Las patas de los perros y de los gatos se parecen mucho a
simple vista, además de que las usan de forma similar para funciones como amortiguar
su peso corporal y manipular objetos. Pero… ¿y si usamos la lupa?
PATAS DE PERRO
Figura 1
Tanto los perros como los gatos
tienen almohadillas en la parte inferior de sus patas que actúan como amortiguadores.
El perro tiene seis almohadillas en total: cuatro son digitales, una metacarpiana
y otra carpiana. Las almohadillas digitales y metacarpianas ayudan a proteger
los huesos y las articulaciones del pie, mientras que la almohadilla carpiana
sirve para frenar y evitar que el animal se deslice. Esto último es importante
porque los perros sudan por las patas siendo un indicador del estado del animal
el que estén las almohadillas muy secas o muy húmedas. El espolón por su parte
no hace contacto con el suelo y dependiendo la raza tiene un uso protector o
ninguno relevante. También decir de la estructura de la pata que las garras son
similares a las uñas de una persona por cómo se extienden.
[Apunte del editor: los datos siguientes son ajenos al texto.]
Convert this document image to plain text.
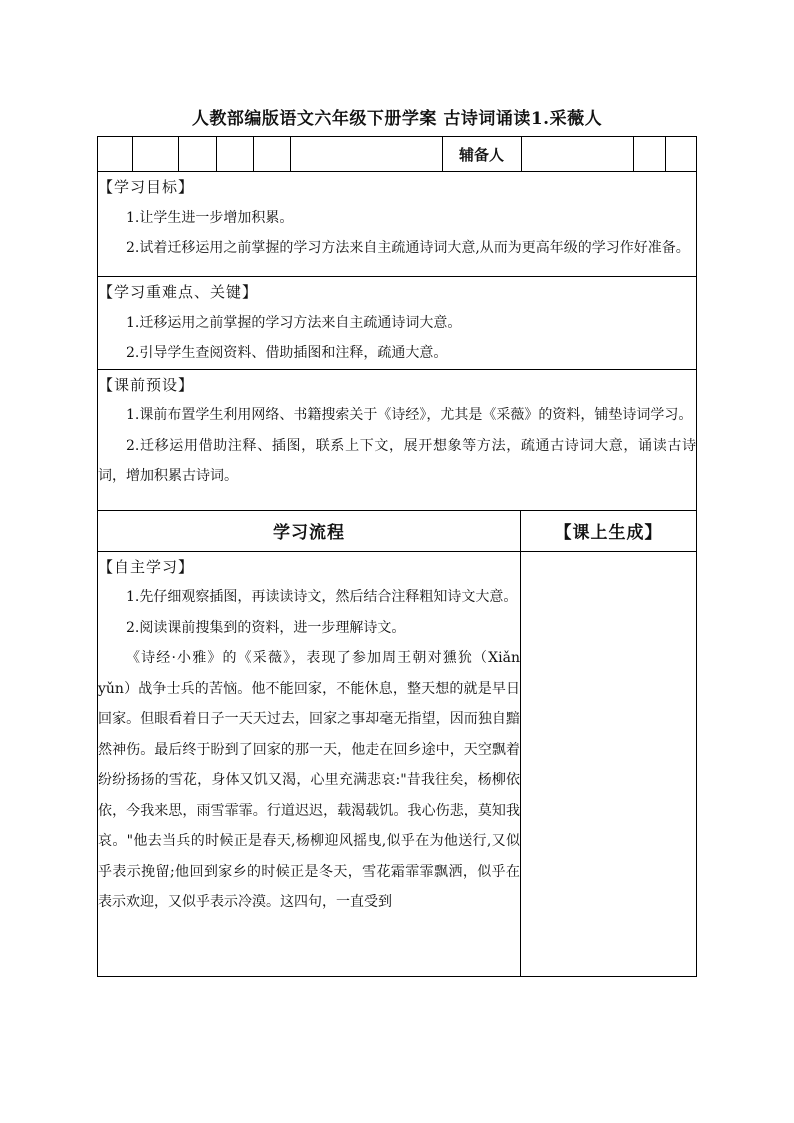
人教部编版语文六年级下册学案 古诗词诵读1.采薇人
						辅备人			

【学习目标】
1.让学生进一步增加积累。
2.试着迁移运用之前掌握的学习方法来自主疏通诗词大意,从而为更高年级的学习作好准备。

【学习重难点、关键】
1.迁移运用之前掌握的学习方法来自主疏通诗词大意。
2.引导学生查阅资料、借助插图和注释，疏通大意。

【课前预设】
1.课前布置学生利用网络、书籍搜索关于《诗经》，尤其是《采薇》的资料，铺垫诗词学习。
2.迁移运用借助注释、插图，联系上下文，展开想象等方法，疏通古诗词大意，诵读古诗词，增加积累古诗词。

学习流程	【课上生成】

【自主学习】
1.先仔细观察插图，再读读诗文，然后结合注释粗知诗文大意。
2.阅读课前搜集到的资料，进一步理解诗文。
《诗经·小雅》的《采薇》，表现了参加周王朝对獯狁（Xiǎn yǔn）战争士兵的苦恼。他不能回家，不能休息，整天想的就是早日回家。但眼看着日子一天天过去，回家之事却毫无指望，因而独自黯然神伤。最后终于盼到了回家的那一天，他走在回乡途中，天空飘着纷纷扬扬的雪花，身体又饥又渴，心里充满悲哀:"昔我往矣，杨柳依依，今我来思，雨雪霏霏。行道迟迟，载渴载饥。我心伤悲，莫知我哀。"他去当兵的时候正是春天,杨柳迎风摇曳,似乎在为他送行,又似乎表示挽留;他回到家乡的时候正是冬天，雪花霜霏霏飘洒，似乎在表示欢迎，又似乎表示冷漠。这四句，一直受到
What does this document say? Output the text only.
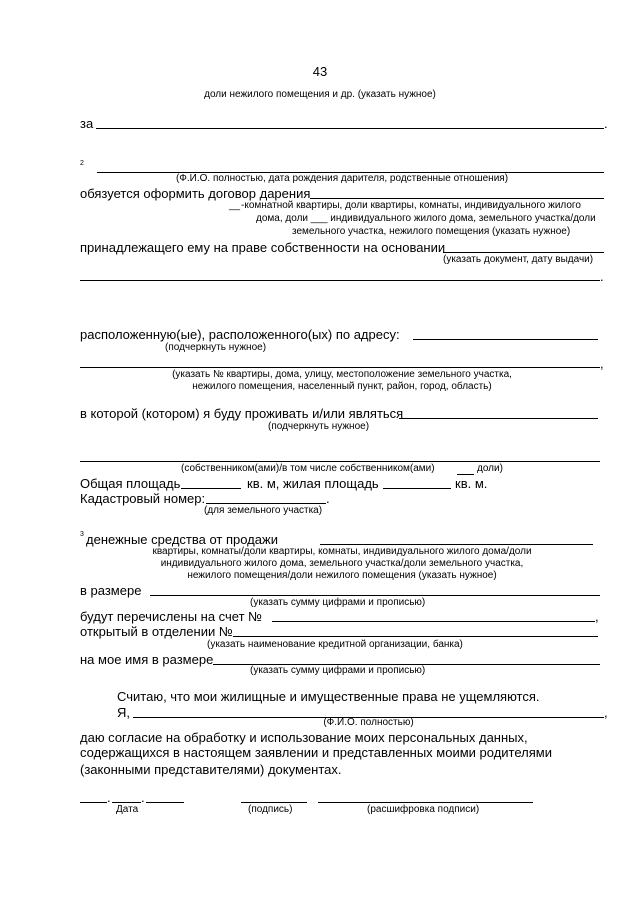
43
доли нежилого помещения и др. (указать нужное)
за	.
2
(Ф.И.О. полностью, дата рождения дарителя, родственные отношения)
обязуется оформить договор дарения
__ -комнатной квартиры, доли квартиры, комнаты, индивидуального жилого
дома, доли ___ индивидуального жилого дома, земельного участка/доли
земельного участка, нежилого помещения (указать нужное)
принадлежащего ему на праве собственности на основании
(указать документ, дату выдачи)
.
расположенную(ые), расположенного(ых) по адресу:
(подчеркнуть нужное)
,
(указать № квартиры, дома, улицу, местоположение земельного участка,
нежилого помещения, населенный пункт, район, город, область)
в которой (котором) я буду проживать и/или являться
(подчеркнуть нужное)
(собственником(ами)/в том числе собственником(ами)	доли)
Общая площадь	кв. м, жилая площадь	кв. м.
Кадастровый номер:	.
(для земельного участка)
3 денежные средства от продажи
квартиры, комнаты/доли квартиры, комнаты, индивидуального жилого дома/доли
индивидуального жилого дома, земельного участка/доли земельного участка,
нежилого помещения/доли нежилого помещения (указать нужное)
в размере
(указать сумму цифрами и прописью)
будут перечислены на счет №	,
открытый в отделении №
(указать наименование кредитной организации, банка)
на мое имя в размере
(указать сумму цифрами и прописью)
Считаю, что мои жилищные и имущественные права не ущемляются.
Я,	,
(Ф.И.О. полностью)
даю согласие на обработку и использование моих персональных данных,
содержащихся в настоящем заявлении и представленных моими родителями
(законными представителями) документах.
. .
Дата	(подпись)	(расшифровка подписи)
Los perros, en
general, con sus patas maniobran objetos y cavan hoyos. Luego dependiendo de
las razas hay algunas como los San Bernardos que tienen patas extremadamente
grandes por el clima donde habitan y otras como los Terranova que tienen los
dedos más largos junto con los Labradores siendo excelentes nadadores. Por último,
sobre las patas de perro, dejaros la curiosidad reflejada en la figura 2 hecha
por Pictoline.
PATAS DE GATO
Figura 3. Fotografía de la izquierda hecha por Alba Sánchez
Las patas de los gatos tienen una
almohadilla más que los perros, siete: cinco digitales, una plantar y otra en
la muñeca. Al igual que los perros tienen glándulas sudoríparas en ellas, siéndoles
útiles para marcar su territorio además de mantener un equilibrio en su
temperatura corporal. Lo más destacable son seguro sus garras retráctiles, cuando
el gato está relajado, camina o juega con cuidado, las garras están recogidas,
pero cuando el gato necesita una herramienta o arma para derribar una presa se amplían
sus garras. También las usan cuando quieren agarrarse a zonas tras un gran
impulso, como puede ser un árbol o el sofá de tu casa.